Why it matters: The comments by America's top formally dressed general underscore the depths of U.S. concerns about China's rapid military expansion and improvement of advanced weaponry.

The higher perspective: In 1957, the Soviet Association's stunning launch of the Sputnik satellite raised alarms that the U.S. was falling behind in an innovation race.

The Financial Times revealed last week that China's test of a hypersonic missile, which could convey a nuclear weapon that evades U.S. missile defenses, caught knowledge officials by surprise.

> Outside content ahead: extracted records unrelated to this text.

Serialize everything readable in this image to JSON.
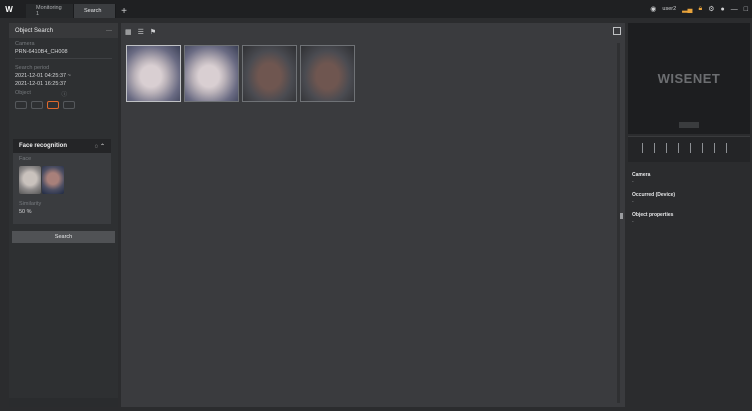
{
  "app": {
    "logo": "W",
    "tabs": [
      {
        "label": "Monitoring 1"
      },
      {
        "label": "Search"
      }
    ],
    "add_tab": "+",
    "user": "user2"
  },
  "left_panel": {
    "title": "Object Search",
    "more": "···",
    "camera_label": "Camera",
    "camera_value": "PRN-6410B4_CH008",
    "period_label": "Search period",
    "period_start": "2021-12-01 04:25:37 ~",
    "period_end": "2021-12-01 16:25:37",
    "object_label": "Object",
    "face_recognition": {
      "title": "Face recognition",
      "face_label": "Face",
      "similarity_label": "Similarity",
      "similarity_value": "50 %"
    },
    "search_button": "Search"
  },
  "center": {
    "results_count": 4
  },
  "right_panel": {
    "video_brand": "WISENET",
    "sections": [
      {
        "title": "Camera",
        "value": "-"
      },
      {
        "title": "Occurred (Device)",
        "value": "-"
      },
      {
        "title": "Object properties",
        "value": "-"
      }
    ]
  },
  "colors": {
    "accent": "#e0692c",
    "lock": "#e8a33b"
  }
}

"I couldn't say whether it's a serious Sputnik moment, yet I believe it's very close to that. It has all of our attention," Milley told Bloomberg Television's "The David Rubenstein Show: Peer-to-Peer Conversations."

Hidden therein: Weapons experts told Axios that the "Sputnik" comparisons are not appropriate, taking note of that the innovation China utilized is similar to what the U.S. developed with the Space Shuttle program during the 1970s.

"The point about Sputnik is that the Soviets had beaten us to the punch, they put the first satellite up," said Joshua Pollack, a nuclear proliferation master at the Middlebury Institute of International Studies. "Weapons payload aside, this is predictable for the US."

Yet, the pace of China's progress, in tandem with its military aggression toward Taiwan, expansion of nuclear missile silos, and broader geopolitical tensions with the U.S., has been sufficient to spark fears of "another cold war."

What they're saying: "They're expanding rapidly — in space, in digital and then in the traditional domains of land, sea and air," Milley said. "And they have gone from a peasant-based infantry army that was very, very large in 1979 to a very capable military that covers all the domains and has global ambitions."

"As we go ahead — over the course of the following 10, 20, 25 years — there's no question to me that the biggest geostrategic challenge to the US is gonna be China," he added. "They've developed a military that's really significant."